Dale was the youngest of eight children born to Fred and Gertrude Harvey in Bainville, Montana. The Harvey clan moved west when the town plunged into the middle years of the Great Depression. After a brief stint in Charlo, they planted themselves in the Flathead Valley—a place Dale would call his true home for the rest of his life.
After graduating from high school, he earned his bachelor’s degree in English from the University of Montana and then his MA from Reed. He settled happily into a career of teaching and married Nancy Ettinger. They had three children, Russell, Andrew, and Renee.
Dale taught in Alaska, California, and Oregon, but following the death of his parents, he moved his family back to Kalispell, where he became a professor at the newly founded Flathead Valley Community College, where he taught literature until retiring in 1997.

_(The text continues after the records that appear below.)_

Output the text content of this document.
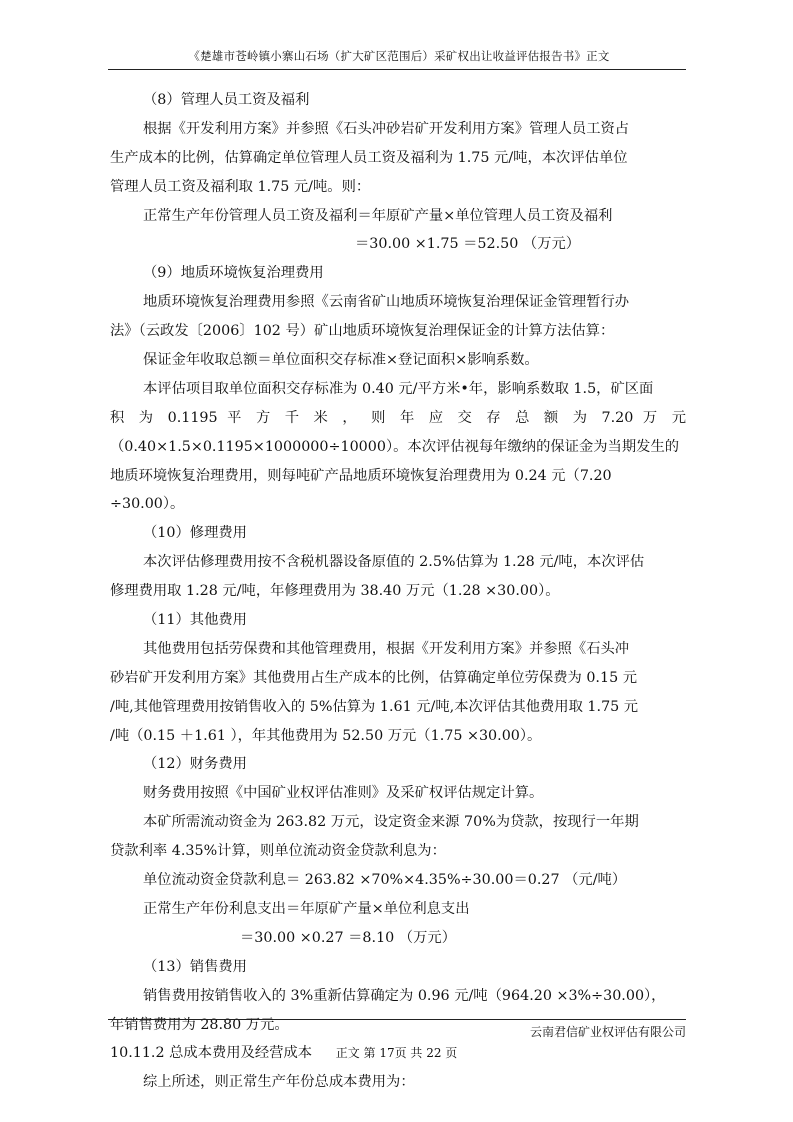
《楚雄市苍岭镇小寨山石场（扩大矿区范围后）采矿权出让收益评估报告书》正文
（8）管理人员工资及福利
根据《开发利用方案》并参照《石头冲砂岩矿开发利用方案》管理人员工资占
生产成本的比例，估算确定单位管理人员工资及福利为 1.75 元/吨，本次评估单位
管理人员工资及福利取 1.75 元/吨。则：
正常生产年份管理人员工资及福利＝年原矿产量×单位管理人员工资及福利
＝30.00 ×1.75 ＝52.50 （万元）
（9）地质环境恢复治理费用
地质环境恢复治理费用参照《云南省矿山地质环境恢复治理保证金管理暂行办
法》（云政发〔2006〕102 号）矿山地质环境恢复治理保证金的计算方法估算：
保证金年收取总额＝单位面积交存标准×登记面积×影响系数。
本评估项目取单位面积交存标准为 0.40 元/平方米•年，影响系数取 1.5，矿区面
积 为 0.1195 平 方 千 米 ， 则 年 应 交 存 总 额 为 7.20 万 元
（0.40×1.5×0.1195×1000000÷10000）。本次评估视每年缴纳的保证金为当期发生的
地质环境恢复治理费用，则每吨矿产品地质环境恢复治理费用为 0.24 元（7.20
÷30.00）。
（10）修理费用
本次评估修理费用按不含税机器设备原值的 2.5%估算为 1.28 元/吨，本次评估
修理费用取 1.28 元/吨，年修理费用为 38.40 万元（1.28 ×30.00）。
（11）其他费用
其他费用包括劳保费和其他管理费用，根据《开发利用方案》并参照《石头冲
砂岩矿开发利用方案》其他费用占生产成本的比例，估算确定单位劳保费为 0.15 元
/吨,其他管理费用按销售收入的 5%估算为 1.61 元/吨,本次评估其他费用取 1.75 元
/吨（0.15 ＋1.61 ），年其他费用为 52.50 万元（1.75 ×30.00）。
（12）财务费用
财务费用按照《中国矿业权评估准则》及采矿权评估规定计算。
本矿所需流动资金为 263.82 万元，设定资金来源 70%为贷款，按现行一年期
贷款利率 4.35%计算，则单位流动资金贷款利息为：
单位流动资金贷款利息＝ 263.82 ×70%×4.35%÷30.00＝0.27 （元/吨）
正常生产年份利息支出＝年原矿产量×单位利息支出
＝30.00 ×0.27 ＝8.10 （万元）
（13）销售费用
销售费用按销售收入的 3%重新估算确定为 0.96 元/吨（964.20 ×3%÷30.00），
年销售费用为 28.80 万元。
10.11.2 总成本费用及经营成本
综上所述，则正常生产年份总成本费用为：
云南君信矿业权评估有限公司
正文 第 17页 共 22 页
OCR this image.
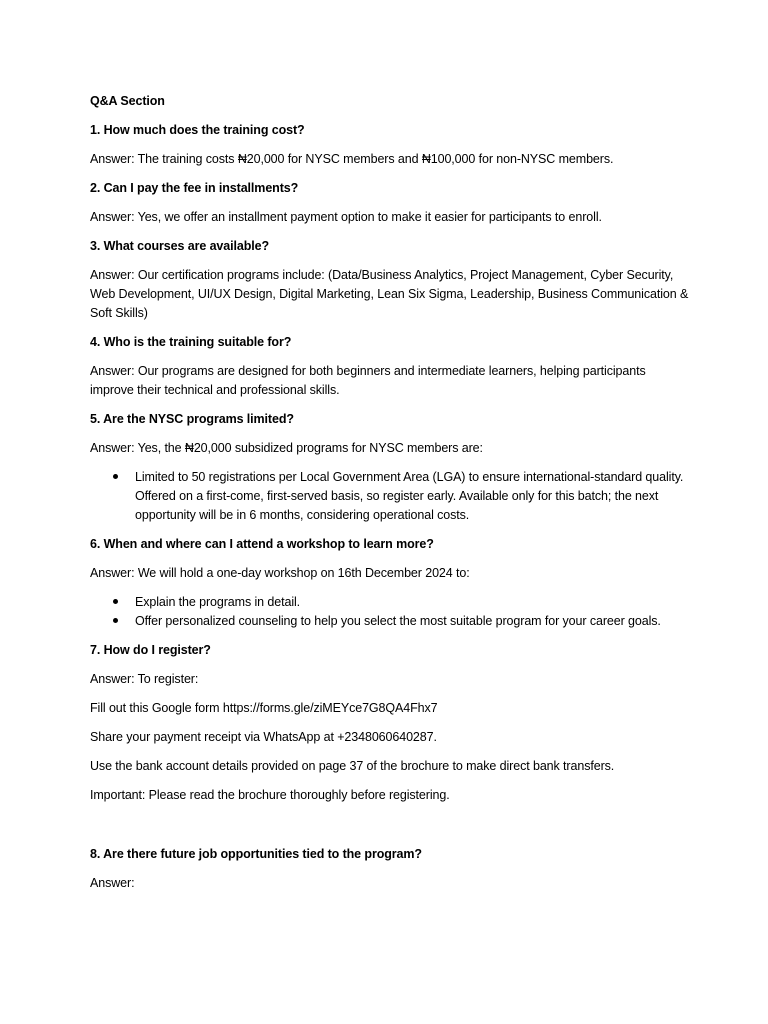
Q&A Section

1. How much does the training cost?

Answer: The training costs ₦20,000 for NYSC members and ₦100,000 for non-NYSC members.

2. Can I pay the fee in installments?

Answer: Yes, we offer an installment payment option to make it easier for participants to enroll.

3. What courses are available?

Answer: Our certification programs include: (Data/Business Analytics, Project Management, Cyber Security, Web Development, UI/UX Design, Digital Marketing, Lean Six Sigma, Leadership, Business Communication & Soft Skills)

4. Who is the training suitable for?

Answer: Our programs are designed for both beginners and intermediate learners, helping participants improve their technical and professional skills.

5. Are the NYSC programs limited?

Answer: Yes, the ₦20,000 subsidized programs for NYSC members are:

Limited to 50 registrations per Local Government Area (LGA) to ensure international-standard quality. Offered on a first-come, first-served basis, so register early. Available only for this batch; the next opportunity will be in 6 months, considering operational costs.

6. When and where can I attend a workshop to learn more?

Answer: We will hold a one-day workshop on 16th December 2024 to:

Explain the programs in detail.
Offer personalized counseling to help you select the most suitable program for your career goals.

7. How do I register?

Answer: To register:

Fill out this Google form https://forms.gle/ziMEYce7G8QA4Fhx7

Share your payment receipt via WhatsApp at +2348060640287.

Use the bank account details provided on page 37 of the brochure to make direct bank transfers.

Important: Please read the brochure thoroughly before registering.

8. Are there future job opportunities tied to the program?

Answer:
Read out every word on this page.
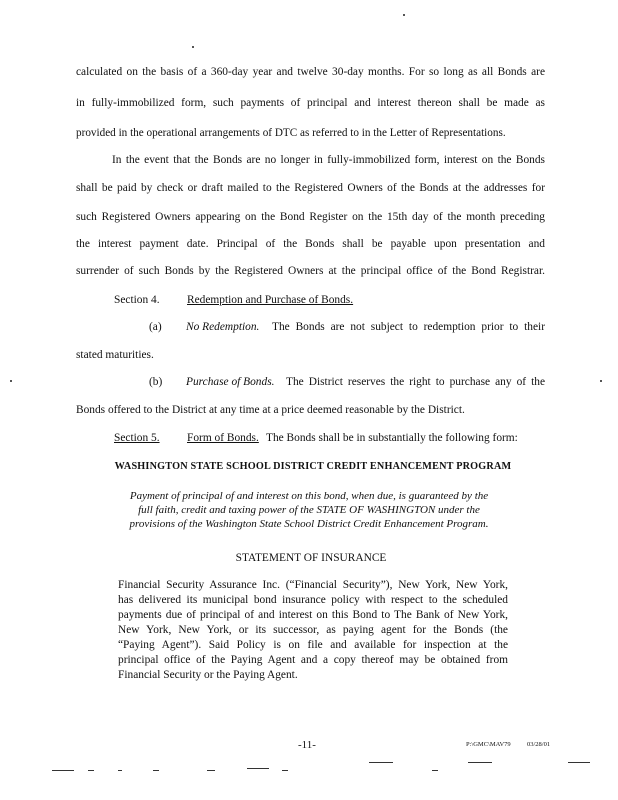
calculated on the basis of a 360-day year and twelve 30-day months. For so long as all Bonds are
in fully-immobilized form, such payments of principal and interest thereon shall be made as
provided in the operational arrangements of DTC as referred to in the Letter of Representations.
In the event that the Bonds are no longer in fully-immobilized form, interest on the Bonds
shall be paid by check or draft mailed to the Registered Owners of the Bonds at the addresses for
such Registered Owners appearing on the Bond Register on the 15th day of the month preceding
the interest payment date. Principal of the Bonds shall be payable upon presentation and
surrender of such Bonds by the Registered Owners at the principal office of the Bond Registrar.
Section 4. Redemption and Purchase of Bonds.
(a) No Redemption. The Bonds are not subject to redemption prior to their
stated maturities.
(b) Purchase of Bonds. The District reserves the right to purchase any of the
Bonds offered to the District at any time at a price deemed reasonable by the District.
Section 5. Form of Bonds. The Bonds shall be in substantially the following form:
WASHINGTON STATE SCHOOL DISTRICT CREDIT ENHANCEMENT PROGRAM
Payment of principal of and interest on this bond, when due, is guaranteed by the
full faith, credit and taxing power of the STATE OF WASHINGTON under the
provisions of the Washington State School District Credit Enhancement Program.
STATEMENT OF INSURANCE
Financial Security Assurance Inc. (“Financial Security”), New York, New York,
has delivered its municipal bond insurance policy with respect to the scheduled
payments due of principal of and interest on this Bond to The Bank of New York,
New York, New York, or its successor, as paying agent for the Bonds (the
“Paying Agent”). Said Policy is on file and available for inspection at the
principal office of the Paying Agent and a copy thereof may be obtained from
Financial Security or the Paying Agent.
-11-	P:\GMC\MAV79	03/28/01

Dale loved Shakespeare, Mark Twain, and Ernest Hemingway above all others, but Robert Frost, Edgar Lee Masters, and Dylan Thomas held special places in his heart. Theater and music brought him lifelong joy, and he loved building and fixing nearly anything with an engine that predated computers. Horses and cats were his confidants, and his dogs were a part of the family.
He leaves behind his sons, Howard Russell and Andrew Dale, and his ex-wife and dear friend, Nancy.